Security and data access
The MCP server is designed with security as a priority:
- Read-only access — the MCP server can only read data. It cannot modify, delete, or create any records in your account.
- OAuth with PKCE — authentication uses the OAuth 2.0 standard with Proof Key for Code Exchange, the same security standard used by major platforms.
- Scoped to your data — all queries are restricted to funnels your user account has access to. The AI assistant cannot see data from other accounts or funnels you haven’t been granted access to.
- No raw SQL — the AI assistant uses structured parameters, not raw database queries. All inputs are validated and sanitized server-side before execution.
- Revocable access — you can revoke an AI client’s access at any time from your Able account settings under Authorized Applications.
When you use the MCP server with a third-party AI assistant, your query results are processed by that assistant’s provider. Review the AI provider’s data handling policies to understand how your data is treated. Able does not share your data with AI providers except in direct response to queries you initiate.
Revoking access
To disconnect an AI assistant from your Able account, go to your account settings and find the Authorized Applications section. Locate the application you want to remove and click Revoke. The AI assistant will immediately lose access to your data and will need to be re-authorized if you want to reconnect later.
Troubleshooting
The AI assistant says it can’t find my data
Make sure the funnel you’re asking about is accessible to your user account. The AI assistant calls list_funnels to discover available data — if a funnel doesn’t appear there, check your user's permissions in Able.

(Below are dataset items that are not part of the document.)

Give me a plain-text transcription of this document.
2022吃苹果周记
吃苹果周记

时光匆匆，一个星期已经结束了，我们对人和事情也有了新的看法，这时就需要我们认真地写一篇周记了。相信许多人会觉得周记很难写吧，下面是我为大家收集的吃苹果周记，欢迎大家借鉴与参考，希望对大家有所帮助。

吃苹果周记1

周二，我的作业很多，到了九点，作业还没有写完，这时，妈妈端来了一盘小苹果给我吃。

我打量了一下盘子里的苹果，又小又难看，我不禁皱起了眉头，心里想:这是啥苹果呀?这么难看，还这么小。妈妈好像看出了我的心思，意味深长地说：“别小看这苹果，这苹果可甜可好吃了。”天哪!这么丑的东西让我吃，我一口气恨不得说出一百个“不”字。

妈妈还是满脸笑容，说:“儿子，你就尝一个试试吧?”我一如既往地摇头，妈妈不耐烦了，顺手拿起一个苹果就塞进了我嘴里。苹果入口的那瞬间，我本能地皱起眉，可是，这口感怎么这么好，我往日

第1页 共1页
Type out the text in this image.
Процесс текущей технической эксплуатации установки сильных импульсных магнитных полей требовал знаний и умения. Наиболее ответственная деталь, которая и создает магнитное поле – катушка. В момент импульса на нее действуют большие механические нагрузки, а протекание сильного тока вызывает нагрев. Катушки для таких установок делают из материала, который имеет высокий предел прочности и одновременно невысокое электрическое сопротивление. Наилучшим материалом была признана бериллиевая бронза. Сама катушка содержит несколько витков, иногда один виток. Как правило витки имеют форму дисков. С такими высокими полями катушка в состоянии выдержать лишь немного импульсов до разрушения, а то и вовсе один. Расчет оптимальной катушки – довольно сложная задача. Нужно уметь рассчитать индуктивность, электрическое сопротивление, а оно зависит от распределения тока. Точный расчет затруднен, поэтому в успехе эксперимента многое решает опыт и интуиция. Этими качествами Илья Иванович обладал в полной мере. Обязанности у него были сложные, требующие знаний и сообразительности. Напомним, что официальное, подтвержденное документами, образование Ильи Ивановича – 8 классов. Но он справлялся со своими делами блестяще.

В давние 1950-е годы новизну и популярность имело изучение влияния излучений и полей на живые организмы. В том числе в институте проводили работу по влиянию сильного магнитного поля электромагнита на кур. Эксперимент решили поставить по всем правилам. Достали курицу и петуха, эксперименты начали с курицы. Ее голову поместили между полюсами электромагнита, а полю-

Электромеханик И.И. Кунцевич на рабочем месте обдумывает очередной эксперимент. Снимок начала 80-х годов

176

Authorization keeps failing
Ensure you’re granting the mcp scope when prompted during authorization. If you previously revoked access, try removing the application from Authorized Applications completely and reconnecting from scratch.
Results seem incomplete or limited
By default, queries return up to 100 rows. If you need more results, ask the AI assistant to increase the limit (up to 1,000 rows). For very large datasets, ask the assistant to group or aggregate the data rather than returning individual rows.
Attribution data is missing
Attribution is not applied by default. Ask your question in a way that specifies you want attribution data, for example: “Show me purchases by source” or “What channels drove revenue using first-touch attribution?” The AI assistant will select the appropriate attribution model.
ChatGPT doesn’t show Able’s tools
Make sure Developer Mode is enabled in your ChatGPT advanced settings. Without Developer Mode, ChatGPT only supports a limited subset of MCP server capabilities and will not show Able’s tools. If you’re on a Business or Enterprise plan, ask your workspace admin to enable “Connected Data Developer mode” in the admin settings.